Para: Adeline Raywatt, grande matriarca dos médiuns da família Raywatt. De: Lena Luthor, guardiã de primeira classe Ce: Conselho de diretores, Área de entrada do grupo administrativo. Assunto: Caso #19-01-6418 - Lin Sasinpimon
Situação atual: Acesso negado
Purificação necessária: Provar que a requerente é capaz de amar no plano emocional. Tempo designado para a purificação: Nove dias

(...)

Kath ficou de queixo caído.

Nove dias? Sem chance de ela passar uma semana ao lado de um fantasma. Nove dias. De jeito nenhum.

Fora de questão.

— Maldição.

Ela balançou a cabeça ao pensar na ironia. Jamais se apaixonara e estava muito feliz por isso não ter acontecido. Claro que vários membros da família Raywatt conseguiram lidar com as emoções e dar conta das obrigações familiares. Mas Kath jamais fora íntima de homem algum a ponto de contar a ele sobre as obrigações espirituais.

Este assunto raramente vinha à baila. Vá entender. Nove dias...

Por que tanto tempo? Será que este espírito era um desafio tão grande assim? Que maravilha! Ela mordeu o lábio inferior e se concentrou na tarefa que tinha pela frente. Ia conseguir, tinha de conseguir, pois não ia ficar com um fantasma na cola por nove dias. Não podia e não ia passar por isso, pois, obviamente, implicaria passar mais uma semana sem sexo, e ela já esperara demais. Falando nisso, ela se esquecera de comprar pilhas, e, pela cara do temporal, ia faltar luz.

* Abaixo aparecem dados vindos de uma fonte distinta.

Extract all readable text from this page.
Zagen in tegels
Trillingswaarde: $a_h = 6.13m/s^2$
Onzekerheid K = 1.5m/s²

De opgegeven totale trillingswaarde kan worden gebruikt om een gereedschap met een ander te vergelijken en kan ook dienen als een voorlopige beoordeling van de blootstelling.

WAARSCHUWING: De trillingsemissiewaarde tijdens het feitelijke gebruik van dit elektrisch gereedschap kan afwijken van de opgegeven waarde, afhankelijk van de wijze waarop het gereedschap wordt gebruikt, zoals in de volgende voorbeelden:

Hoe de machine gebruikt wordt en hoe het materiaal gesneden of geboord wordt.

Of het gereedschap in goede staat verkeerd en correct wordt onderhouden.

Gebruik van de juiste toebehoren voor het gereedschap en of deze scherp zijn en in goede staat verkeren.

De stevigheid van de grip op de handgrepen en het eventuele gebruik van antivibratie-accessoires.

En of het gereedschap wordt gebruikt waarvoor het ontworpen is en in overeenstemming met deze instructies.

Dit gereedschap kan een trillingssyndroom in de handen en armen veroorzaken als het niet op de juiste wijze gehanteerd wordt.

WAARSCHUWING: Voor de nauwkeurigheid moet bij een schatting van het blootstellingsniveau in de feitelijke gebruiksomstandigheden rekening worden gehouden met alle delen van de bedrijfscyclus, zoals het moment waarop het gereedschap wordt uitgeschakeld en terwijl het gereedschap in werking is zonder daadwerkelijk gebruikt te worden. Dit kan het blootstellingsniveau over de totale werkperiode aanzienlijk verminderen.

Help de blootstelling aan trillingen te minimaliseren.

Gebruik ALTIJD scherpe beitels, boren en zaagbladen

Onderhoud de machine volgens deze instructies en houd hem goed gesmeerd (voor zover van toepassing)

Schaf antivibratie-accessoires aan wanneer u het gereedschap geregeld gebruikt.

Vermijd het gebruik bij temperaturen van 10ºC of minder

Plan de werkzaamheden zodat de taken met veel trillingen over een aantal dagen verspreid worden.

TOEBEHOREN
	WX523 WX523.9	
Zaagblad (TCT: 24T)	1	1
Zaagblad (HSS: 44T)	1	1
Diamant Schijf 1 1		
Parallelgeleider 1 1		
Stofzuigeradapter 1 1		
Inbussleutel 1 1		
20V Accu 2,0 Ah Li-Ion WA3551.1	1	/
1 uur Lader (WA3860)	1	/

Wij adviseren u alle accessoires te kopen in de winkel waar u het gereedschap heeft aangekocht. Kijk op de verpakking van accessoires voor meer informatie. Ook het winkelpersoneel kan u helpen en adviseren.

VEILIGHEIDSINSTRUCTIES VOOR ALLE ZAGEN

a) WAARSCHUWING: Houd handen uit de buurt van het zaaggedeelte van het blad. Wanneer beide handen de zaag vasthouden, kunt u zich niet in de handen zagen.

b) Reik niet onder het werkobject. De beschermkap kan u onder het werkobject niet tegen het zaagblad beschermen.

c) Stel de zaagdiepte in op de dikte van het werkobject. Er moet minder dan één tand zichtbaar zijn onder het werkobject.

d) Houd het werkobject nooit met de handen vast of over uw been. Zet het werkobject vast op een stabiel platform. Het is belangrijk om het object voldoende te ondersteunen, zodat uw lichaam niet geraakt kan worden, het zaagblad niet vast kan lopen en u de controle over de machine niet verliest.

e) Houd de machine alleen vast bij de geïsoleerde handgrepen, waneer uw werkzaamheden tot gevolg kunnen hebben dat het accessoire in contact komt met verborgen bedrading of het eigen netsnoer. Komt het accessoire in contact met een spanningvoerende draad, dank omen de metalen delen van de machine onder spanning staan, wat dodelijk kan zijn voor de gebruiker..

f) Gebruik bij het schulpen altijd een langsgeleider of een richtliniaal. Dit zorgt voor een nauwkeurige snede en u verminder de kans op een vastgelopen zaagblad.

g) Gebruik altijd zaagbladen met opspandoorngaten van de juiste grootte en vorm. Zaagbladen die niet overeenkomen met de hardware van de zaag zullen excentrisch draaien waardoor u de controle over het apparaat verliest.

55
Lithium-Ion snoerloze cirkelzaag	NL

— Onde você está, fantasma? Quanto mais rápido você chegar aqui, mais rápido poderá ir embora.

Ela começou a ler em voz alta.

— Caso 19-01-6418, Lin Sasinpimon, tomando por base a recomendação unânime do conselho de diretores, a supracitada teve acesso negado ao plano seguinte devido à sua incapacidade de amar ao longo de seus 28 anos de existência terrena.